Hi guys,
I have a Unet model I want to benchmark on CPU, GPU and DSP. I'm using Open-Q 820 board.
Unet output is 128x128 segmentation map with two classes, 0 and 1.
I'm using SNPE 1.14.0 and 1.19.2, and Tensorflow 1.10.0.
I validate SNPE outputs against Tensorflow outputs using Intersection over union (IoU) metric.
CPU and GPU give good results (IoU ≈ 1), for both SNPE 1.14.0 and 1.19.2.
DSP with SNPE 1.14.0 gives good results (IoU ≈ 0.99) but SNPE 1.19.2 gives very poor results (IoU ≈ 0.05).
I tried quantizing both manually and letting SNPE quantize by itself, it makes no difference.
I also checked quantization paramenters with both SNPE versions and made sure that they are identical, which means that
SNPE runtime is making the difference.
I took a closer look at the outputs of each Unet layer and both SNPE versions give exact same results up until the first conv2d_transpose layer (deconvolution layer in SNPE terms) and then this error propagates on deeper into the Unet.
I can provide a .dlc model of my deconvolution layer for both SNPE versions.

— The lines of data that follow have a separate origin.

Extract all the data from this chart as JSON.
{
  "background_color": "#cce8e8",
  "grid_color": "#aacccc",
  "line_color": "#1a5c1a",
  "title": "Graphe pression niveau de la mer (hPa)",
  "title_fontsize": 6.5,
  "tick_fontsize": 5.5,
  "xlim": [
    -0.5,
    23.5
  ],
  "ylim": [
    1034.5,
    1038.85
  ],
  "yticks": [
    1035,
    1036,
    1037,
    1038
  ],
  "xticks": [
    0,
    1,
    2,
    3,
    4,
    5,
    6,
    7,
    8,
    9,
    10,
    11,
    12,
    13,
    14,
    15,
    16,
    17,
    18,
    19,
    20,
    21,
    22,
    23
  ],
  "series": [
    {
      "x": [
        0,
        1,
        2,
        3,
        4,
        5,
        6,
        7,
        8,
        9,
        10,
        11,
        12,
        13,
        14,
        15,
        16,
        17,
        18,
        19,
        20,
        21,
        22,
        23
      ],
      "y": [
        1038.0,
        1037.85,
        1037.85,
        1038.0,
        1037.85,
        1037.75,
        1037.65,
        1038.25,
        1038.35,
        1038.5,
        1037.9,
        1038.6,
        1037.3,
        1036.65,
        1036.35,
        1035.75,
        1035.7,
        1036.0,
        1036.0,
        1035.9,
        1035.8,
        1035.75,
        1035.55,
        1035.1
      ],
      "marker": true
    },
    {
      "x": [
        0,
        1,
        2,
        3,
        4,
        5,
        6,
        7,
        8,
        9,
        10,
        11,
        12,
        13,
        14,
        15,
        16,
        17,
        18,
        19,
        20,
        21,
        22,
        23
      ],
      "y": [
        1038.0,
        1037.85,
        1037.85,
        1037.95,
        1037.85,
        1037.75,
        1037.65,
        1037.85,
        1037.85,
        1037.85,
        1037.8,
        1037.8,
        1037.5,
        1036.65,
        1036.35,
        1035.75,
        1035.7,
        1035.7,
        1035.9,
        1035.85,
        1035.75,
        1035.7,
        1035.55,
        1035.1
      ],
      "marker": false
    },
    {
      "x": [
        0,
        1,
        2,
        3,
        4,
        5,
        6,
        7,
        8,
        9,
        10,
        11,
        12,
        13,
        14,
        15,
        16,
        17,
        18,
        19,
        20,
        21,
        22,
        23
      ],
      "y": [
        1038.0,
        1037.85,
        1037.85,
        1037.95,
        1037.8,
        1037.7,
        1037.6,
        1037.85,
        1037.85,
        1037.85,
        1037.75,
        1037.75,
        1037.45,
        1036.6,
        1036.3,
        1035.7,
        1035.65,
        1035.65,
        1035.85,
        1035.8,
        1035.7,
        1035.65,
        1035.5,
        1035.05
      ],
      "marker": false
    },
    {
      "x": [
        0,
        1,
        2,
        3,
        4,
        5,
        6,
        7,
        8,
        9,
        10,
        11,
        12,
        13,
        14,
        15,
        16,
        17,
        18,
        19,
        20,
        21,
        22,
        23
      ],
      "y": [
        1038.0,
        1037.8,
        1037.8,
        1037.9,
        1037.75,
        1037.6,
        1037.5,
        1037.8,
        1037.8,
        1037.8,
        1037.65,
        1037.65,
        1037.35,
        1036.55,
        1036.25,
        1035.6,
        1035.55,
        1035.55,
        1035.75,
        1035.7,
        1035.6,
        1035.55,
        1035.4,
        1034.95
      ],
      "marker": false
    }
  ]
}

I was really lucky that I had SNPE 1.14.0 from before because it cannot be downloaded anymore, but my Unet is about 10-15% faster when using SNPE 1.19.2, so want to use 1.19.2 if possible.
Regards,
Nikola.
P.S.
I also tried SNPE 1.18.0 and it gives poor performance.
I met the same problem using snpe-1.29.0.
CPU GPU both gave correct answer when validating the result values layer by layer, while DSP went wrong at the deconvolution layer.
Any solution or workaround?